## Automate Data Quality Checks with Great Expectations
**Introduction**: In this activity, you will learn how to automate data quality checks using the Great Expectations framework. This includes setting up expectations and generating validation reports.

### Task 1: Setup and Initial Expectations

1. Objective: Set up Great Expectations and create initial expectations for a dataset.
2. Steps:
    - Install Great Expectations using pip.
    - Initialize a data context.
    - Create basic expectations on a sample dataset.
    - Eg., Implement a basic setup and expectation for column presence and type.

In [1]:
# Write your code from here
import great_expectations as gx
import pandas as pd
import numpy as np

# 2. Initialize a Data Context
context = gx.get_context()

# 3. Create a sample dataset (or load your own)
data = pd.DataFrame({
    'customer_id': np.arange(1000, 1020),
    'name': ['John', 'Jane', 'Mike', 'Sarah', 'Alex', 'Emily', 'David', 'Lisa', 'Tom', 'Anna',
             'Chris', 'Emma', 'Ryan', 'Olivia', 'Daniel', 'Sophia', 'Matthew', 'Ava', 'Andrew', 'Mia'],
    'email': [f"user{i}@domain.com" for i in range(20)],
    'age': [25, 32, 45, 28, 30, 22, 38, 41, 29, 35, 
            31, 27, 33, 26, 40, 24, 36, 29, 34, 28],
    'join_date': pd.date_range('2023-01-01', periods=20),
    'purchase_amount': [round(np.random.uniform(10, 100), 2) for _ in range(20)],
    'is_active': [True, True, False, True, False, True, True, False, True, True,
                  False, True, False, True, True, False, True, False, True, True]
})

# 4. Create a Validator directly from the pandas DataFrame
validator = gx.from_pandas(data)

# 5. Create an Expectation Suite
expectation_suite_name = "customer_data_quality"
validator.save_expectation_suite(expectation_suite_name=expectation_suite_name)

# 6. Add Expectations (Data Quality Rules)
validator.expect_column_to_exist(column="customer_id")
validator.expect_column_values_to_be_of_type(column="customer_id", type_="int64")
validator.expect_column_values_to_be_unique(column="customer_id")

validator.expect_column_to_exist(column="name")
validator.expect_column_values_to_not_be_null(column="name")

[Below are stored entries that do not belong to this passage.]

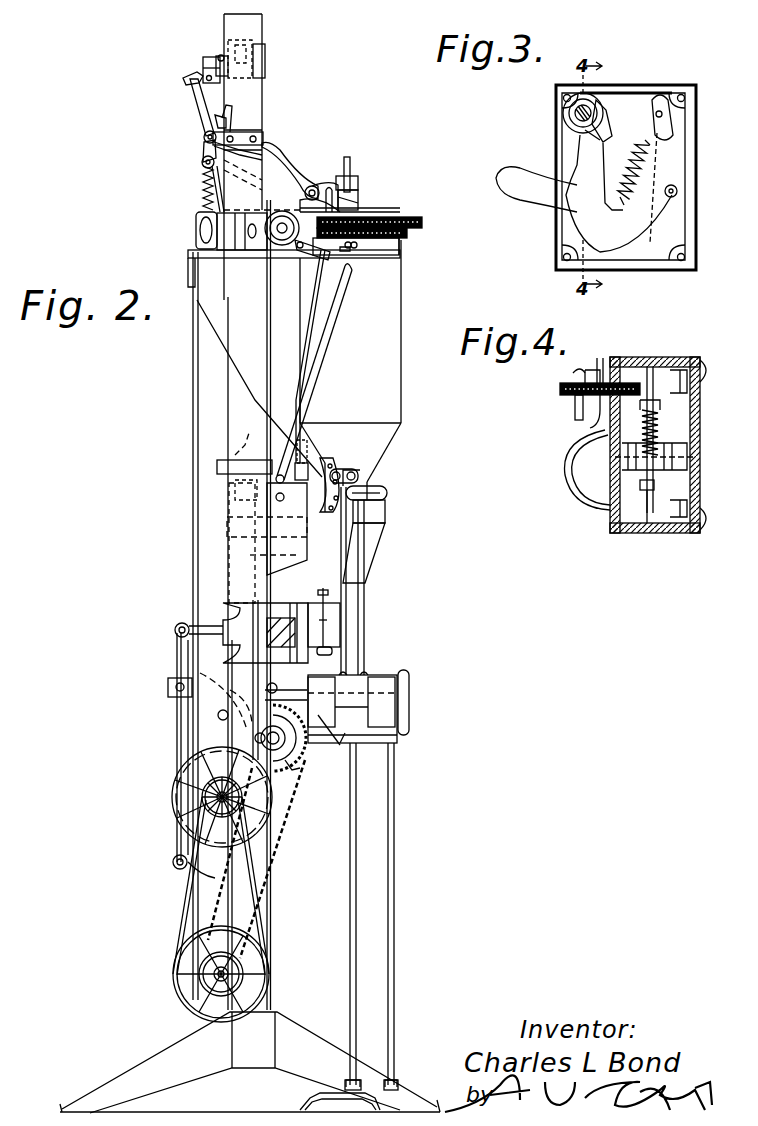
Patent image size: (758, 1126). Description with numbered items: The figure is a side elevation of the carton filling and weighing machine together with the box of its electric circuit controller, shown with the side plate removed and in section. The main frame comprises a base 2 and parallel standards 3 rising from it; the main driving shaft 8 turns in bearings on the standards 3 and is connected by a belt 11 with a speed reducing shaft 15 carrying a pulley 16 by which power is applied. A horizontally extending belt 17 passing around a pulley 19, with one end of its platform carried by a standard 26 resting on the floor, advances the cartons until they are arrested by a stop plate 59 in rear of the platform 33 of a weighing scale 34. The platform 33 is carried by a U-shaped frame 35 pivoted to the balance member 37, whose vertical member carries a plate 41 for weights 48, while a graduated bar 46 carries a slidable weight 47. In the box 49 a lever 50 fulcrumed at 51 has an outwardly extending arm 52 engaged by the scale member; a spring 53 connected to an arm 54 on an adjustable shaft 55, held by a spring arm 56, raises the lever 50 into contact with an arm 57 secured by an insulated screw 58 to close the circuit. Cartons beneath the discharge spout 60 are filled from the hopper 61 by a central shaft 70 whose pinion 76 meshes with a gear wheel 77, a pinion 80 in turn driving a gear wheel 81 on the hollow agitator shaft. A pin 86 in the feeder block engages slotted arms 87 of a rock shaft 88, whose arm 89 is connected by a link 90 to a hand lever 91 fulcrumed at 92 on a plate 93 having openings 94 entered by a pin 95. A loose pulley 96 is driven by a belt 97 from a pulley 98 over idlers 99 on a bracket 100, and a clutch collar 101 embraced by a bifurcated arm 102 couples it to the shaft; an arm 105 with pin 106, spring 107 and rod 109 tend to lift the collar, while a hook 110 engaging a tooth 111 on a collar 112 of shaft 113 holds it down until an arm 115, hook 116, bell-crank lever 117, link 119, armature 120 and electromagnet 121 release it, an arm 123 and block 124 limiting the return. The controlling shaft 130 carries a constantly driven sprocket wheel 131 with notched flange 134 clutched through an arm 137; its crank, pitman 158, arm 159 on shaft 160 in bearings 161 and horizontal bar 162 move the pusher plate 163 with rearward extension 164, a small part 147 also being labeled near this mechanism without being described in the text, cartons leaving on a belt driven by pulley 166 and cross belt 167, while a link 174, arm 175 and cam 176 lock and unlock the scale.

In FIG. 2, the base 2 is at (160, 1068).
In FIG. 2, the standards 3 is at (270, 893).
In FIG. 2, the main driving shaft 8 is at (270, 975).
In FIG. 2, the belt 11 is at (180, 918).
In FIG. 2, the speed reducing shaft 15 is at (207, 806).
In FIG. 2, the pulley 16 is at (174, 795).
In FIG. 2, the horizontally extending belt 17 is at (345, 733).
In FIG. 2, the pulley 19 is at (340, 720).
In FIG. 2, the standard 26 is at (395, 893).
In FIG. 2, the platform 33 is at (364, 675).
In FIG. 2, the weighing scale 34 is at (227, 527).
In FIG. 2, the U-shaped frame 35 is at (375, 560).
In FIG. 2, the balance member 37 is at (240, 485).
In FIG. 2, the platform or plate 41 is at (217, 466).
In FIG. 2, the side plate or bar 46 is at (352, 470).
In FIG. 2, the slidable weight 47 is at (302, 462).
In FIG. 2, the weights 48 is at (235, 455).
In FIG. 3, the box 49 is at (558, 121).
In FIG. 4, the box 49 is at (612, 530).
In FIG. 3, the lever 50 is at (632, 252).
In FIG. 4, the lever 50 is at (650, 533).
In FIG. 3, the fulcrum 51 is at (670, 200).
In FIG. 3, the outwardly extending arm 52 is at (528, 190).
In FIG. 3, the spring 53 is at (625, 165).
In FIG. 4, the spring 53 is at (620, 430).
In FIG. 3, the arm 54 is at (652, 105).
In FIG. 4, the arm 54 is at (657, 368).
In FIG. 3, the shaft 55 is at (661, 95).
In FIG. 4, the spring arm 56 is at (568, 478).
In FIG. 3, the arm 57 is at (600, 132).
In FIG. 4, the arm 57 is at (596, 425).
In FIG. 3, the screw 58 is at (570, 112).
In FIG. 4, the screw 58 is at (565, 398).
In FIG. 2, the stop plate 59 is at (330, 600).
In FIG. 2, the discharge spout 60 is at (375, 545).
In FIG. 2, the hopper 61 is at (385, 378).
In FIG. 2, the central shaft 70 is at (352, 160).
In FIG. 2, the pinion 76 is at (350, 252).
In FIG. 2, the gear wheel 77 is at (423, 223).
In FIG. 2, the pinion 80 is at (408, 233).
In FIG. 2, the gear wheel 81 is at (360, 257).
In FIG. 2, the pin 86 is at (365, 245).
In FIG. 2, the arms 87 is at (400, 250).
In FIG. 2, the rock shaft 88 is at (306, 252).
In FIG. 2, the arm 89 is at (316, 275).
In FIG. 2, the link or bar 90 is at (318, 362).
In FIG. 2, the hand lever 91 is at (378, 486).
In FIG. 2, the fulcrum 92 is at (265, 495).
In FIG. 2, the plate 93 is at (330, 468).
In FIG. 2, the openings 94 is at (387, 515).
In FIG. 2, the pin 95 is at (387, 492).
In FIG. 2, the pulley 96 is at (385, 212).
In FIG. 2, the belt 97 is at (192, 361).
In FIG. 2, the pulley 98 is at (195, 975).
In FIG. 2, the idlers 99 is at (196, 228).
In FIG. 2, the bracket 100 is at (235, 250).
In FIG. 2, the clutch collar 101 is at (360, 198).
In FIG. 2, the bifurcated arm 102 is at (345, 182).
In FIG. 2, the arm 105 is at (315, 178).
In FIG. 2, the pin 106 is at (202, 163).
In FIG. 2, the spring 107 is at (203, 185).
In FIG. 2, the rod 109 is at (208, 205).
In FIG. 2, the hook 110 is at (203, 145).
In FIG. 2, the tooth 111 is at (205, 143).
In FIG. 2, the collar 112 is at (205, 135).
In FIG. 2, the shaft 113 is at (262, 148).
In FIG. 2, the arm 115 is at (192, 100).
In FIG. 2, the hook 116 is at (186, 76).
In FIG. 2, the bell-crank lever 117 is at (203, 64).
In FIG. 2, the link 119 is at (218, 56).
In FIG. 2, the armature 120 is at (215, 62).
In FIG. 2, the electromagnet 121 is at (262, 58).
In FIG. 2, the arm 123 is at (225, 120).
In FIG. 2, the block 124 is at (225, 122).
In FIG. 2, the controlling shaft 130 is at (245, 740).
In FIG. 2, the sprocket wheel 131 is at (300, 760).
In FIG. 2, the annular flange 134 is at (298, 775).
In FIG. 2, the arm 137 is at (256, 740).
In FIG. 2, the stop 147 is at (335, 650).
In FIG. 2, the pitman 158 is at (168, 688).
In FIG. 2, the arm 159 is at (176, 762).
In FIG. 2, the shaft 160 is at (174, 864).
In FIG. 2, the bearings 161 is at (195, 880).
In FIG. 2, the horizontal bar 162 is at (205, 630).
In FIG. 2, the pusher plate 163 is at (340, 613).
In FIG. 2, the rearward extension 164 is at (375, 720).
In FIG. 2, the pulley 166 is at (385, 678).
In FIG. 2, the cross belt 167 is at (410, 700).
In FIG. 2, the bar or link 174 is at (250, 555).
In FIG. 2, the arm 175 is at (185, 668).
In FIG. 2, the cam 176 is at (288, 810).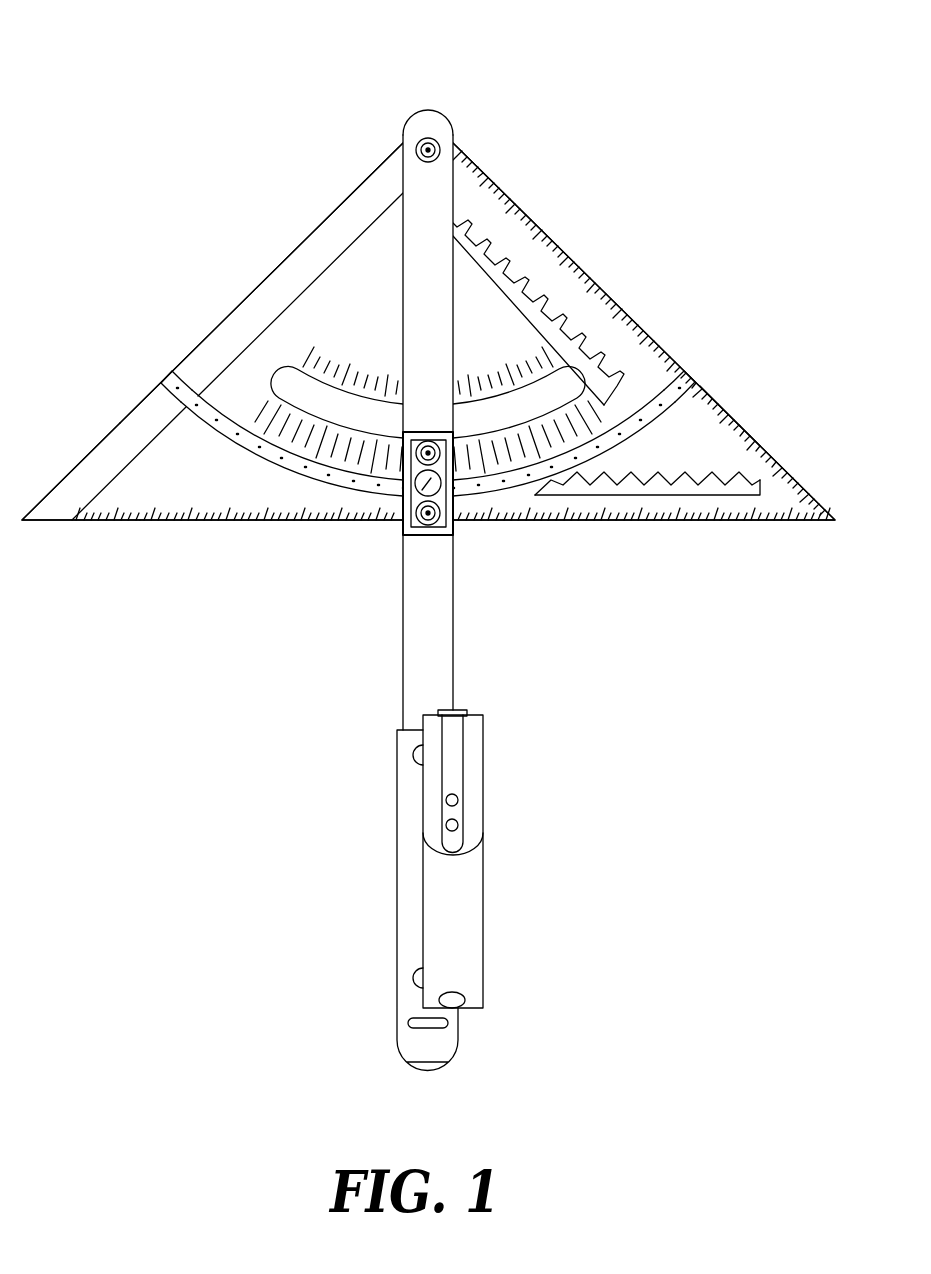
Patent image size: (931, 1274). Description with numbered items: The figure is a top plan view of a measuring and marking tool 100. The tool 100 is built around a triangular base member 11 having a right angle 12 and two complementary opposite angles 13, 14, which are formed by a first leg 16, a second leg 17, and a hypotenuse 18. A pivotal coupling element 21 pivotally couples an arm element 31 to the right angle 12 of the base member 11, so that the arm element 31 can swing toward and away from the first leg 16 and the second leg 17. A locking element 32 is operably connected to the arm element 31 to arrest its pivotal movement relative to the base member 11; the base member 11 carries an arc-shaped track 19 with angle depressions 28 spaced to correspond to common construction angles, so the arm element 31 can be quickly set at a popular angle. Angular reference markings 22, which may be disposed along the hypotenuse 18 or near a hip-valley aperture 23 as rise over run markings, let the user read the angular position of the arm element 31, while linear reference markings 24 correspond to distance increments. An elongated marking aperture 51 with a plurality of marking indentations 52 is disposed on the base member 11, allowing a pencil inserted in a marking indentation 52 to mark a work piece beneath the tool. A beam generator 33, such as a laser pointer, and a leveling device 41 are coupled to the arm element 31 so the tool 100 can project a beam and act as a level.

The measuring and marking tool 100 is at (162, 56).
The triangular base member 11 is at (300, 300).
The right angle 12 is at (404, 140).
The complementary opposite angle 13 is at (40, 524).
The complementary opposite angle 14 is at (815, 522).
The first leg 16 is at (215, 320).
The second leg 17 is at (654, 336).
The hypotenuse 18 is at (552, 522).
The track 19 is at (156, 385).
The pivotal coupling element 21 is at (444, 146).
The angular reference markings 22 is at (504, 384).
The hip-valley aperture 23 is at (344, 412).
The linear reference markings 24 is at (726, 416).
The angle depressions 28 is at (686, 386).
The arm element 31 is at (440, 620).
The locking element 32 is at (400, 532).
The beam generator 33 is at (460, 893).
The leveling device 41 is at (440, 1064).
The elongated marking aperture 51 is at (600, 306).
The marking indentations 52 is at (540, 252).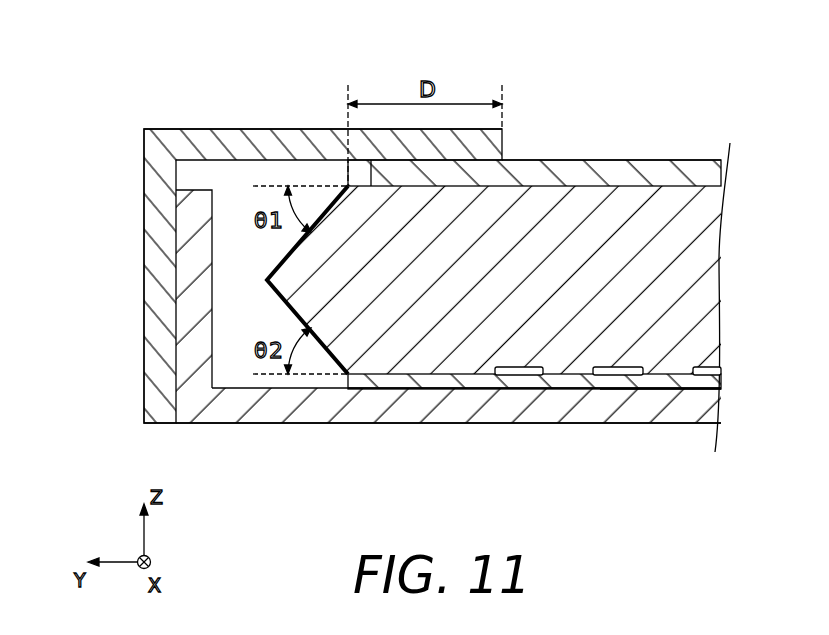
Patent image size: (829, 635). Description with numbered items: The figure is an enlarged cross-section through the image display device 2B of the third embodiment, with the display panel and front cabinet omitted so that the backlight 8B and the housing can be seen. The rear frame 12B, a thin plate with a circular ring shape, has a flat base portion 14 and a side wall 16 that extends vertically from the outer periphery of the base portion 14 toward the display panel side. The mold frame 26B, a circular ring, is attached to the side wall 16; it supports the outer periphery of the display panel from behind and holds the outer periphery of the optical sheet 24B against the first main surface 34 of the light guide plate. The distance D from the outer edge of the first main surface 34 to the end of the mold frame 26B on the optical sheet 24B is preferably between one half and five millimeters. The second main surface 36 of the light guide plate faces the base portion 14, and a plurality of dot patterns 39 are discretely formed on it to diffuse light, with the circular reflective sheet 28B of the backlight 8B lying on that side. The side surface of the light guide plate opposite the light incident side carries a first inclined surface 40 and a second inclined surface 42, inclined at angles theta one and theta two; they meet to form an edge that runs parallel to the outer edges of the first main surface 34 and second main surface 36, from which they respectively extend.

The image display device 2B is at (704, 70).
The backlight 8B is at (221, 91).
The rear frame 12B is at (215, 413).
The base portion 14 is at (495, 410).
The side wall 16 is at (182, 280).
The optical sheet 24B is at (710, 172).
The mold frame 26B is at (276, 146).
The reflective sheet 28B is at (678, 385).
The first main surface 34 is at (690, 178).
The second main surface 36 is at (442, 378).
The dot patterns 39 is at (612, 368).
The first inclined surface 40 is at (280, 264).
The second inclined surface 42 is at (287, 301).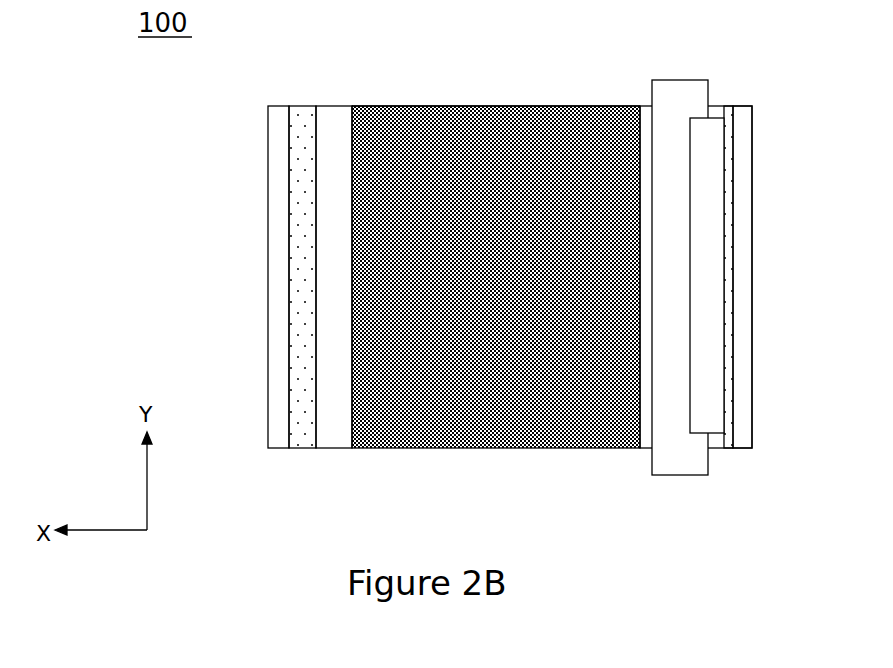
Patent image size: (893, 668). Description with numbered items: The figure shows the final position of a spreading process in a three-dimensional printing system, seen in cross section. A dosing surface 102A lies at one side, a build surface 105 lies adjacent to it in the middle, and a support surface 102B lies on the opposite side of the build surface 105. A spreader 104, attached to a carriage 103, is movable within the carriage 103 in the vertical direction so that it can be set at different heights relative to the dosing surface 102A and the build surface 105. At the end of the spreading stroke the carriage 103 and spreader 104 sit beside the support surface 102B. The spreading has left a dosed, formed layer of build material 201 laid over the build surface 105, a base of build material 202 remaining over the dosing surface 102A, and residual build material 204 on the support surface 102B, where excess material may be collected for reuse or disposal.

The dosing surface 102A is at (275, 118).
The support surface 102B is at (741, 122).
The carriage 103 is at (675, 457).
The spreader 104 is at (708, 389).
The build surface 105 is at (515, 108).
The formed layer of build material 201 is at (428, 428).
The base of build material 202 is at (308, 270).
The residual build material 204 is at (731, 210).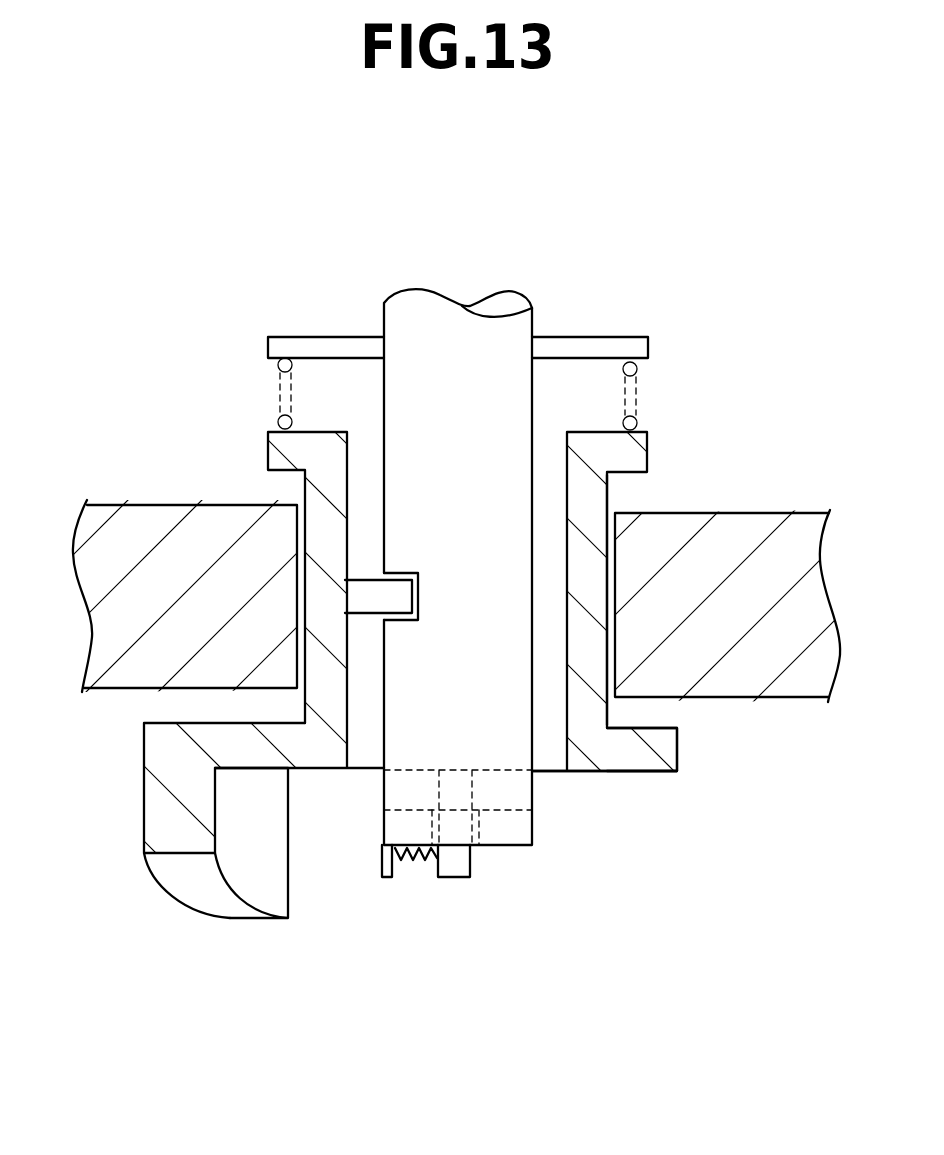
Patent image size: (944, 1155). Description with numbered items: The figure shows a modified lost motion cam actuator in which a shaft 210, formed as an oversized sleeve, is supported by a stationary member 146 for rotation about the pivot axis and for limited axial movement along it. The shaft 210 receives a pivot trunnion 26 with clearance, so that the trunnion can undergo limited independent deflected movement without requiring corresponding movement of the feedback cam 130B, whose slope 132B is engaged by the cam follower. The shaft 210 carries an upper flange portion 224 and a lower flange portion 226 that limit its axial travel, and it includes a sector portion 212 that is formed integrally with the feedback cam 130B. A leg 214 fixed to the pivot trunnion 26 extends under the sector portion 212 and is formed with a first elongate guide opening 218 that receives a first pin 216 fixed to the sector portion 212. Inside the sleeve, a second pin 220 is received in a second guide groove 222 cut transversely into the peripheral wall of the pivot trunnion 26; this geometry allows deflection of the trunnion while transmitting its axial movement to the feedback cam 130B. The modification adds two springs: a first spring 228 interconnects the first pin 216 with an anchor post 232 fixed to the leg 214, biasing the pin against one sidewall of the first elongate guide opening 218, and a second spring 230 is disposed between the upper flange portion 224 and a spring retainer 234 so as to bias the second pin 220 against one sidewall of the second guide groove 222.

validator.expect_column_to_exist(column="email")
validator.expect_column_values_to_match_regex(
    column="email", 
    regex=r"^[a-zA-Z0-9_.+-]+@[a-zA-Z0-9-]+\.[a-zA-Z0-9-.]+$"
)

validator.expect_column_to_exist(column="age")
validator.expect_column_values_to_be_between(column="age", min_value=18, max_value=100)

validator.expect_column_to_exist(column="join_date")
validator.expect_column_values_to_not_be_null(column="join_date")

validator.expect_column_to_exist(column="purchase_amount")
validator.expect_column_values_to_be_between(
    column="purchase_amount", 
    min_value=0,
    max_value=1000
)

validator.expect_column_to_exist(column="is_active")
validator.expect_column_values_to_be_of_type(column="is_active", type_="bool")

# 7. Save the Expectation Suite
validator.save_expectation_suite(discard_failed_expectations=False)

# 8. Validate the data
validation_result = validator.validate()

# 9. View the validation results
print("\nValidation Results Summary:")
print(f"Successful expectations: {validation_result.statistics['successful_expectations']}")
print(f"Failed expectations: {validation_result.statistics['unsuccessful_expectations']}")
print(f"Success %: {validation_result.statistics['success_percent']:.2f}%")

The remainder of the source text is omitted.